As can be seen on the Table 1 above, the query time of PostgreSQL was faster than the query time of Cassandra for cached and non-cached data. Also, because of Postgres’s strong developer community, PostgreSQL was a better fit for my specific use case.
After deploying my application to Amazon Web Service (AWS) Elastic Compute Cloud (EC2), I had one NGINX as a load balancer to distribute incoming requests, one service server instance, and one database instance. Then, I used a stress testing tool called loader.io to test my application. I could get 400 requests per second (RPS) without having an error rate of over 1% and a latency per request of under 50ms. I horizontally scaled my application by taking a snapshot image of the service server, dockerizing the server, and uploading the docker image onto an AWS EC2 instance for the service server. With two service server instances, I could get 800 RPS. By seeing this increase, I added third and fourth instances, expecting to get at least 1200 RPS. However, it did not go over 1000 RPS. So knowing I had hit a bottleneck I had to look elsewhere in my architecture to increase the requests my application could take.

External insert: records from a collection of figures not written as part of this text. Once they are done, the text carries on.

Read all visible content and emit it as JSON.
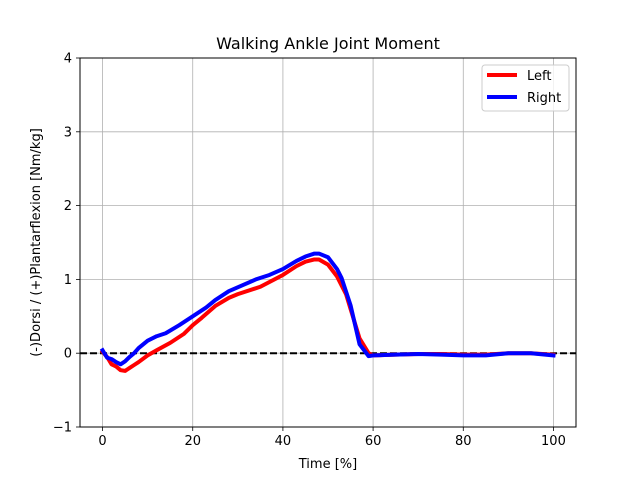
{
  "chart_data": {
    "type": "line",
    "title": "Walking Ankle Joint Moment",
    "xlabel": "Time [%]",
    "ylabel": "(-)Dorsi / (+)Plantarflexion [Nm/kg]",
    "xlim": [
      -5,
      105
    ],
    "ylim": [
      -1,
      4
    ],
    "xticks": [
      0,
      20,
      40,
      60,
      80,
      100
    ],
    "xtick_labels": [
      "0",
      "20",
      "40",
      "60",
      "80",
      "100"
    ],
    "yticks": [
      -1,
      0,
      1,
      2,
      3,
      4
    ],
    "ytick_labels": [
      "−1",
      "0",
      "1",
      "2",
      "3",
      "4"
    ],
    "grid": true,
    "legend_position": "top-right",
    "reference_line": {
      "y": 0,
      "style": "dashed",
      "color": "#000000"
    },
    "series": [
      {
        "name": "Left",
        "color": "#ff0000",
        "x": [
          0,
          1,
          2,
          3,
          4,
          5,
          6,
          7,
          8,
          10,
          12,
          15,
          18,
          20,
          22,
          25,
          28,
          30,
          35,
          40,
          43,
          45,
          47,
          48,
          50,
          52,
          54,
          55,
          57,
          59,
          60,
          65,
          70,
          75,
          80,
          85,
          90,
          95,
          100
        ],
        "y": [
          0.02,
          -0.05,
          -0.15,
          -0.18,
          -0.23,
          -0.24,
          -0.2,
          -0.16,
          -0.12,
          -0.03,
          0.04,
          0.14,
          0.26,
          0.38,
          0.48,
          0.64,
          0.75,
          0.8,
          0.9,
          1.06,
          1.18,
          1.24,
          1.27,
          1.27,
          1.2,
          1.04,
          0.8,
          0.6,
          0.2,
          0.0,
          -0.03,
          -0.02,
          -0.01,
          -0.01,
          -0.02,
          -0.02,
          0.0,
          0.0,
          -0.02
        ]
      },
      {
        "name": "Right",
        "color": "#0000ff",
        "x": [
          0,
          1,
          2,
          3,
          4,
          5,
          6,
          7,
          8,
          10,
          12,
          14,
          17,
          20,
          23,
          25,
          28,
          31,
          34,
          37,
          40,
          43,
          45,
          47,
          48,
          50,
          52,
          53,
          55,
          57,
          59,
          60,
          65,
          70,
          75,
          80,
          85,
          90,
          95,
          100
        ],
        "y": [
          0.04,
          -0.06,
          -0.08,
          -0.12,
          -0.15,
          -0.11,
          -0.05,
          0.0,
          0.07,
          0.17,
          0.23,
          0.27,
          0.38,
          0.5,
          0.62,
          0.72,
          0.84,
          0.92,
          1.0,
          1.06,
          1.14,
          1.25,
          1.31,
          1.35,
          1.35,
          1.3,
          1.14,
          1.02,
          0.65,
          0.12,
          -0.04,
          -0.03,
          -0.02,
          -0.01,
          -0.02,
          -0.03,
          -0.03,
          0.0,
          0.0,
          -0.03
        ]
      }
    ]
  }
}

After noticing that the file limit had been reached on my NGINX load balancer, I reconfigured the conf files to up the file limit and worker connections allowed. After this change, the application could handle 1200 RPS while still have under 1 second latency per request. Trying to add another server afterwards did not result in the increase I expected it too. With the load balancer and service being out of the equation, the database was the final spot for a possible bottleneck. As expected, vertically scaling the database from a t2.micro to a t2.large increased my RPS to 2000 with the 4th service. This vertically scaling would eventually be replaced with the streaming replication that PostgreSQL offers as seen in the diagram.
After benchmarking databases and optimizing the application’s architecture, I could get a 300% increase in throughput. This means more concurrent users can interact with the application without being angry because of wait time, and more happy users will result in an increase in a company’s revenue. Overall, I was happy that I could overcome the challenge and meet the goal.